Kelley Blue Book ® - 2002 Daewoo Lanos Overview

Vehicle Overview from Kelley Blue Book

KBB.com 2002 Daewoo Lanos Overview

Body

An Economy Car Worth Not Overlooking

The Koreans are quickly gaining a reputation for producing reliable, well-built little cars with low sticker prices and a high content value. In a world where $18K price tags are considered "entry level" by some manufacture's, the Daewoo Lanos is a perfect example of how to have your cake and eat it too! Available as either a 4-door sedan or 3-door hatchback, the Lanos' most eye-catching feature is its base price that begins below $10K.

The compact Lanos is sized to compete with cars like the Hyundai Accent and Suzuki Esteem. It can rival (and in some cases even beat) its competition in the area of interior headroom, legroom and shoulder room. The Lanos does pull up a bit short when it comes to its trunk volume, but that's only on the sedan; the large rear hatch on the 3-door model coupled with its folding rear seats provide ample storage space, so long as you don't have to include two additional persons in the back seat. The Lanos' seats are also full of pleasant surprises, with a level of contour and comfort not usually found in this price range. You may find the dash design is a bit on the generic side, but then again, this is an economy car and the dash is functional and easy to read.

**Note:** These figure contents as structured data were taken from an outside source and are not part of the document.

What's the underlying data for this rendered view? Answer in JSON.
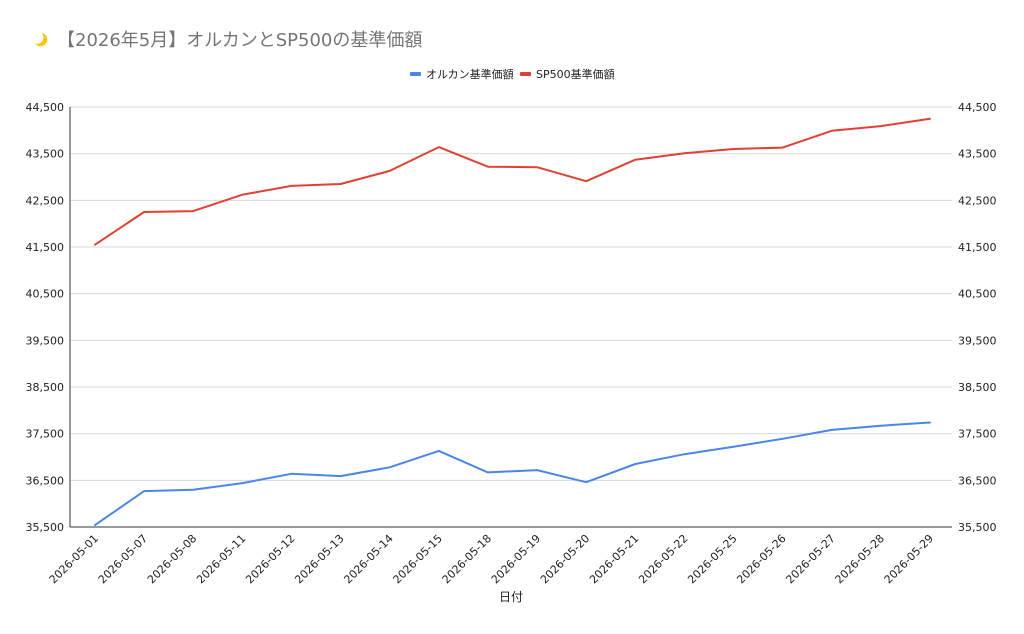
{
  "title": {
    "icon": "crescent-moon-icon",
    "text": "【2026年5月】オルカンとSP500の基準価額"
  },
  "chart_data": {
    "type": "line",
    "title": "【2026年5月】オルカンとSP500の基準価額",
    "xlabel": "日付",
    "ylabel": "",
    "ylim": [
      35500,
      44500
    ],
    "y_ticks": [
      "35,500",
      "36,500",
      "37,500",
      "38,500",
      "39,500",
      "40,500",
      "41,500",
      "42,500",
      "43,500",
      "44,500"
    ],
    "y_tick_values": [
      35500,
      36500,
      37500,
      38500,
      39500,
      40500,
      41500,
      42500,
      43500,
      44500
    ],
    "dual_y_axis_same_scale": true,
    "grid": true,
    "legend_position": "top",
    "categories": [
      "2026-05-01",
      "2026-05-07",
      "2026-05-08",
      "2026-05-11",
      "2026-05-12",
      "2026-05-13",
      "2026-05-14",
      "2026-05-15",
      "2026-05-18",
      "2026-05-19",
      "2026-05-20",
      "2026-05-21",
      "2026-05-22",
      "2026-05-25",
      "2026-05-26",
      "2026-05-27",
      "2026-05-28",
      "2026-05-29"
    ],
    "series": [
      {
        "name": "オルカン基準価額",
        "color": "#4a86e8",
        "values": [
          35540,
          36270,
          36300,
          36440,
          36640,
          36590,
          36780,
          37130,
          36670,
          36720,
          36460,
          36850,
          37060,
          37220,
          37390,
          37580,
          37670,
          37740
        ]
      },
      {
        "name": "SP500基準価額",
        "color": "#e04133",
        "values": [
          41550,
          42250,
          42270,
          42620,
          42810,
          42850,
          43130,
          43640,
          43220,
          43210,
          42910,
          43370,
          43510,
          43600,
          43630,
          43990,
          44090,
          44250
        ]
      }
    ]
  }
}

If you have an extra couple of grand to spend, you should consider the Lanos Sport, which is available only as a hatchback. This package adds a host of standard features including air conditioning, power steering, rear defroster, dual-remote power mirrors, three-in-one AM/FM cassette CD stereo, leather seats, leather steering wheel, 14-inch alloy wheels, power windows and power door locks. That's a lot of content for under $14K and the cute little hatchback has a certain charm all its own. It's the perfect vehicle for college kids, first-time car buyers and people looking for a fuel-efficient second car.

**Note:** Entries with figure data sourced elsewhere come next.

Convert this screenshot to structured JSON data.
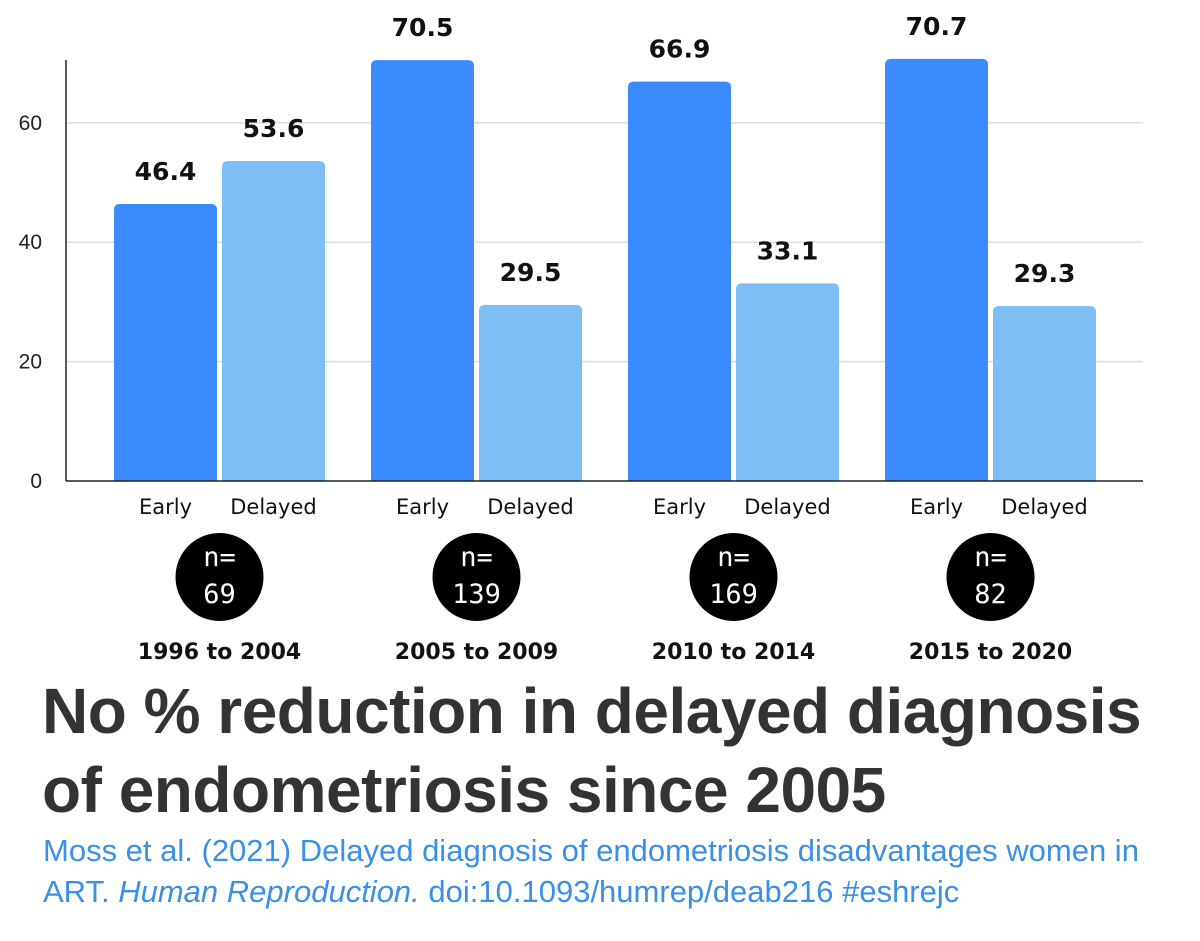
{
  "chart_data": {
    "type": "bar",
    "groups": [
      {
        "period": "1996 to 2004",
        "n_prefix": "n=",
        "n_value": "69"
      },
      {
        "period": "2005 to 2009",
        "n_prefix": "n=",
        "n_value": "139"
      },
      {
        "period": "2010 to 2014",
        "n_prefix": "n=",
        "n_value": "169"
      },
      {
        "period": "2015 to 2020",
        "n_prefix": "n=",
        "n_value": "82"
      }
    ],
    "series": [
      {
        "name": "Early",
        "color": "#3b8bff",
        "values": [
          46.4,
          70.5,
          66.9,
          70.7
        ]
      },
      {
        "name": "Delayed",
        "color": "#7dbef5",
        "values": [
          53.6,
          29.5,
          33.1,
          29.3
        ]
      }
    ],
    "yticks": [
      0,
      20,
      40,
      60
    ],
    "ylim": [
      0,
      70.7
    ],
    "grid": true
  },
  "headline": {
    "line1": "No % reduction in delayed diagnosis",
    "line2": "of endometriosis since 2005"
  },
  "citation": {
    "part1": "Moss et al. (2021) Delayed diagnosis of endometriosis disadvantages women in ART. ",
    "journal": "Human Reproduction.",
    "part2": " doi:10.1093/humrep/deab216   #eshrejc"
  },
  "colors": {
    "text_dark": "#333333",
    "link_blue": "#3a8fe6"
  }
}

Speaking of fuel efficiency, the Lanos is a champ in the area of miles per gallon, with an EPA highway fuel rating of 35 miles per gallon (with the 5-speed manual). A 1.6-liter engine that produces 105 horsepower powers the Lanos. Though that might not seem like a lot of power, the Lanos is a very light car, so it doesn't need much to get it around. The engine itself is a bit coarse and makes itself known at highway speeds. The 5-speed manual also feels like its mechanicals might be a few decades off, with long throws and a rubbery feeling that makes finding the right gear a not-so-certain event. The optional automatic actually works better on this car, though you will lose a few miles per gallon in city driving. The suspension on the Lanos is pleasingly well balanced. It handles twisting roads with confidence and delivers a fairly smooth ride, though its skinny tires do squeal when pushed hard and have a nasty tendency to follow deep grooves in the road. But tires can be upgraded and we think with a nice set of aftermarket 15-inch alloys and performance tires, the Lanos might be a pretty fun car to drive.

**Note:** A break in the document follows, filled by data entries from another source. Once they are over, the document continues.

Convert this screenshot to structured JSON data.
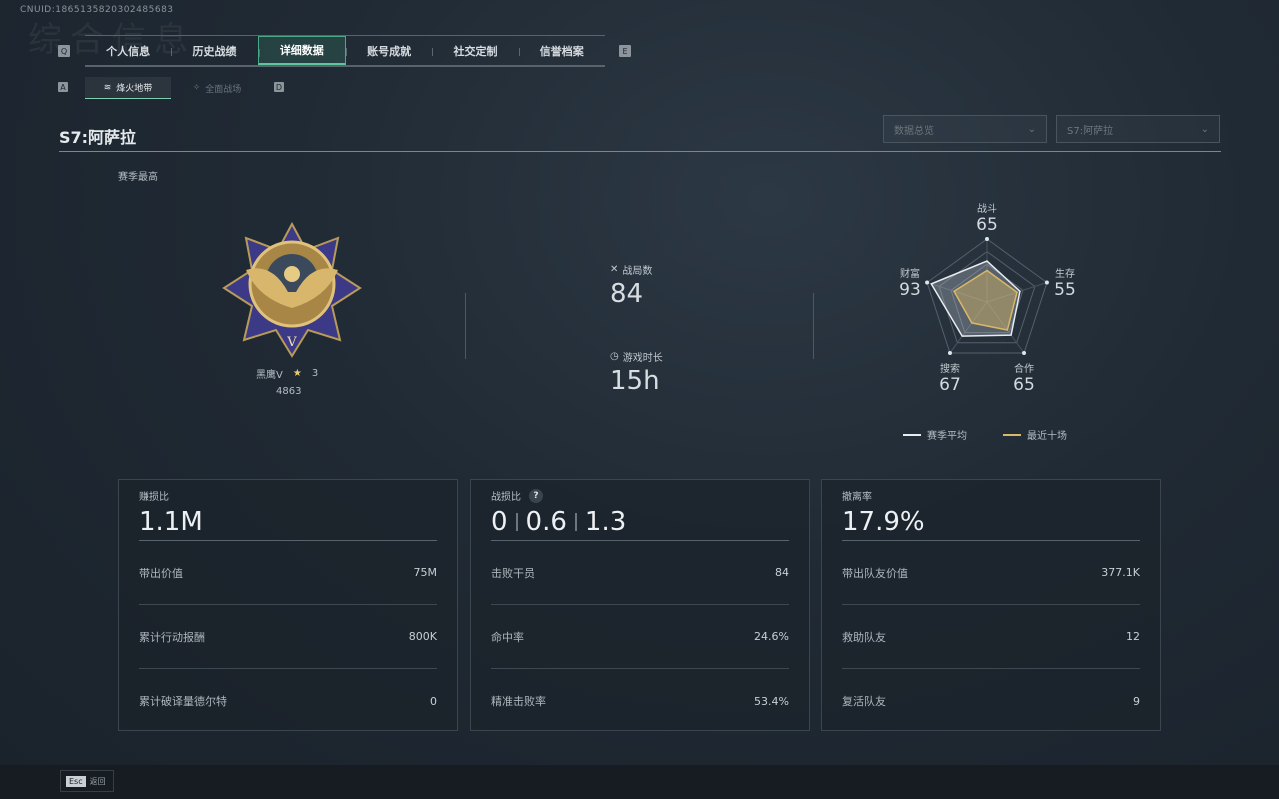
{
  "header": {
    "uid": "CNUID:1865135820302485683",
    "ghost_title": "综合信息"
  },
  "nav": {
    "prev_key": "Q",
    "next_key": "E",
    "tabs": [
      {
        "label": "个人信息"
      },
      {
        "label": "历史战绩"
      },
      {
        "label": "详细数据",
        "active": true
      },
      {
        "label": "账号成就"
      },
      {
        "label": "社交定制"
      },
      {
        "label": "信誉档案"
      }
    ]
  },
  "subnav": {
    "prev_key": "A",
    "next_key": "D",
    "tabs": [
      {
        "label": "烽火地带",
        "active": true
      },
      {
        "label": "全面战场"
      }
    ]
  },
  "page": {
    "title": "S7:阿萨拉",
    "filters": [
      {
        "value": "数据总览"
      },
      {
        "value": "S7:阿萨拉"
      }
    ]
  },
  "season": {
    "label": "赛季最高",
    "rank_name": "黑鹰V",
    "stars": "3",
    "score": "4863",
    "rank_tier": "V"
  },
  "summary": [
    {
      "label": "战局数",
      "value": "84",
      "icon": "crossed-swords-icon"
    },
    {
      "label": "游戏时长",
      "value": "15h",
      "icon": "clock-icon"
    }
  ],
  "chart_data": {
    "type": "radar",
    "axes": [
      "战斗",
      "生存",
      "合作",
      "搜索",
      "财富"
    ],
    "range": [
      0,
      100
    ],
    "series": [
      {
        "name": "赛季平均",
        "values": [
          65,
          55,
          65,
          67,
          93
        ],
        "color": "#e8ecef"
      },
      {
        "name": "最近十场",
        "values": [
          50,
          50,
          55,
          41,
          55
        ],
        "color": "#d9b866"
      }
    ]
  },
  "radar_labels": [
    {
      "label": "战斗",
      "value": "65"
    },
    {
      "label": "生存",
      "value": "55"
    },
    {
      "label": "合作",
      "value": "65"
    },
    {
      "label": "搜索",
      "value": "67"
    },
    {
      "label": "财富",
      "value": "93"
    }
  ],
  "legend": [
    {
      "label": "赛季平均"
    },
    {
      "label": "最近十场"
    }
  ],
  "cards": [
    {
      "label": "赚损比",
      "big": "1.1M",
      "rows": [
        {
          "k": "带出价值",
          "v": "75M"
        },
        {
          "k": "累计行动报酬",
          "v": "800K"
        },
        {
          "k": "累计破译量德尔特",
          "v": "0"
        }
      ]
    },
    {
      "label": "战损比",
      "help": "?",
      "big_parts": [
        "0",
        "0.6",
        "1.3"
      ],
      "rows": [
        {
          "k": "击败干员",
          "v": "84"
        },
        {
          "k": "命中率",
          "v": "24.6%"
        },
        {
          "k": "精准击败率",
          "v": "53.4%"
        }
      ]
    },
    {
      "label": "撤离率",
      "big": "17.9%",
      "rows": [
        {
          "k": "带出队友价值",
          "v": "377.1K"
        },
        {
          "k": "救助队友",
          "v": "12"
        },
        {
          "k": "复活队友",
          "v": "9"
        }
      ]
    }
  ],
  "footer": {
    "esc_key": "Esc",
    "esc_label": "返回"
  }
}
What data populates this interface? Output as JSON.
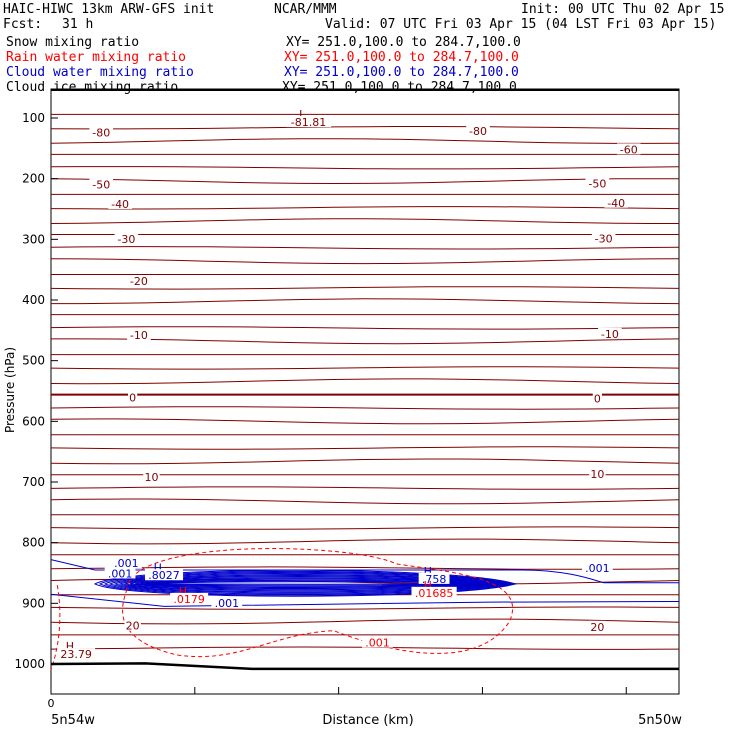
{
  "header": {
    "model": "HAIC-HIWC 13km ARW-GFS init",
    "org": "NCAR/MMM",
    "init": "Init: 00 UTC Thu 02 Apr 15",
    "fcst_label": "Fcst:",
    "fcst_value": "31 h",
    "valid": "Valid: 07 UTC Fri 03 Apr 15 (04 LST Fri 03 Apr 15)"
  },
  "fields": [
    {
      "name": "Snow mixing ratio",
      "xy": "XY= 251.0,100.0 to 284.7,100.0",
      "color": "#000000"
    },
    {
      "name": "Rain water mixing ratio",
      "xy": "XY= 251.0,100.0 to 284.7,100.0",
      "color": "#ff0000"
    },
    {
      "name": "Cloud water mixing ratio",
      "xy": "XY= 251.0,100.0 to 284.7,100.0",
      "color": "#0000cc"
    },
    {
      "name": "Cloud ice mixing ratio",
      "xy": "XY= 251.0,100.0 to 284.7,100.0",
      "color": "#000000"
    }
  ],
  "chart_data": {
    "type": "line",
    "title": "",
    "xlabel": "Distance (km)",
    "ylabel": "Pressure (hPa)",
    "x_tick_labels": [
      "0"
    ],
    "x_end_labels": [
      "5n54w",
      "5n50w"
    ],
    "y_ticks": [
      100,
      200,
      300,
      400,
      500,
      600,
      700,
      800,
      900,
      1000
    ],
    "ylim": [
      1050,
      90
    ],
    "colors": {
      "temperature": "#800000",
      "cloud_water": "#0000cc",
      "rain_water": "#ff0000",
      "axis": "#000000"
    },
    "temperature_contour_labels": [
      {
        "value": "-80",
        "x": 0.08,
        "p": 127
      },
      {
        "value": "-80",
        "x": 0.68,
        "p": 125
      },
      {
        "value": "-60",
        "x": 0.92,
        "p": 155
      },
      {
        "value": "-50",
        "x": 0.08,
        "p": 213
      },
      {
        "value": "-50",
        "x": 0.87,
        "p": 211
      },
      {
        "value": "-40",
        "x": 0.11,
        "p": 245
      },
      {
        "value": "-40",
        "x": 0.9,
        "p": 243
      },
      {
        "value": "-30",
        "x": 0.12,
        "p": 303
      },
      {
        "value": "-30",
        "x": 0.88,
        "p": 302
      },
      {
        "value": "-20",
        "x": 0.14,
        "p": 372
      },
      {
        "value": "-10",
        "x": 0.14,
        "p": 461
      },
      {
        "value": "-10",
        "x": 0.89,
        "p": 459
      },
      {
        "value": "0",
        "x": 0.13,
        "p": 564
      },
      {
        "value": "0",
        "x": 0.87,
        "p": 566
      },
      {
        "value": "10",
        "x": 0.16,
        "p": 695
      },
      {
        "value": "10",
        "x": 0.87,
        "p": 690
      },
      {
        "value": "20",
        "x": 0.13,
        "p": 940
      },
      {
        "value": "20",
        "x": 0.87,
        "p": 942
      }
    ],
    "extrema": [
      {
        "type": "L",
        "value": "-81.81",
        "color": "#800000",
        "x": 0.4,
        "p": 110
      },
      {
        "type": "H",
        "value": "23.79",
        "color": "#800000",
        "x": 0.03,
        "p": 987
      },
      {
        "type": "H",
        "value": ".8027",
        "color": "#0000cc",
        "x": 0.17,
        "p": 857
      },
      {
        "type": "H",
        "value": ".758",
        "color": "#0000cc",
        "x": 0.6,
        "p": 863
      },
      {
        "type": "H",
        "value": ".0179",
        "color": "#ff0000",
        "x": 0.21,
        "p": 896
      },
      {
        "type": "H",
        "value": ".01685",
        "color": "#ff0000",
        "x": 0.6,
        "p": 886
      }
    ],
    "other_labels": [
      {
        "value": ".001",
        "color": "#0000cc",
        "x": 0.12,
        "p": 837
      },
      {
        "value": ".001",
        "color": "#0000cc",
        "x": 0.87,
        "p": 845
      },
      {
        "value": ".001",
        "color": "#0000cc",
        "x": 0.28,
        "p": 903
      },
      {
        "value": ".001",
        "color": "#0000cc",
        "x": 0.11,
        "p": 854
      },
      {
        "value": ".001",
        "color": "#ff0000",
        "x": 0.52,
        "p": 968
      }
    ]
  }
}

The unknown variable with the Daewoo Lanos is its long-term reliability. The company has only been in the market for three years now, so it is difficult to say how the cars will hold up. Daewoo does not offer a long-term warranty like rival Hyundai, opting instead for the standard 3-year/36,000 mile variety. The future of the company is also up in the air, though it's a good bet that General Motors will end up becoming Daewoo's parent company. If this should happen, any fears of not being able to find parts—or dealerships for that matter —should not be a problem.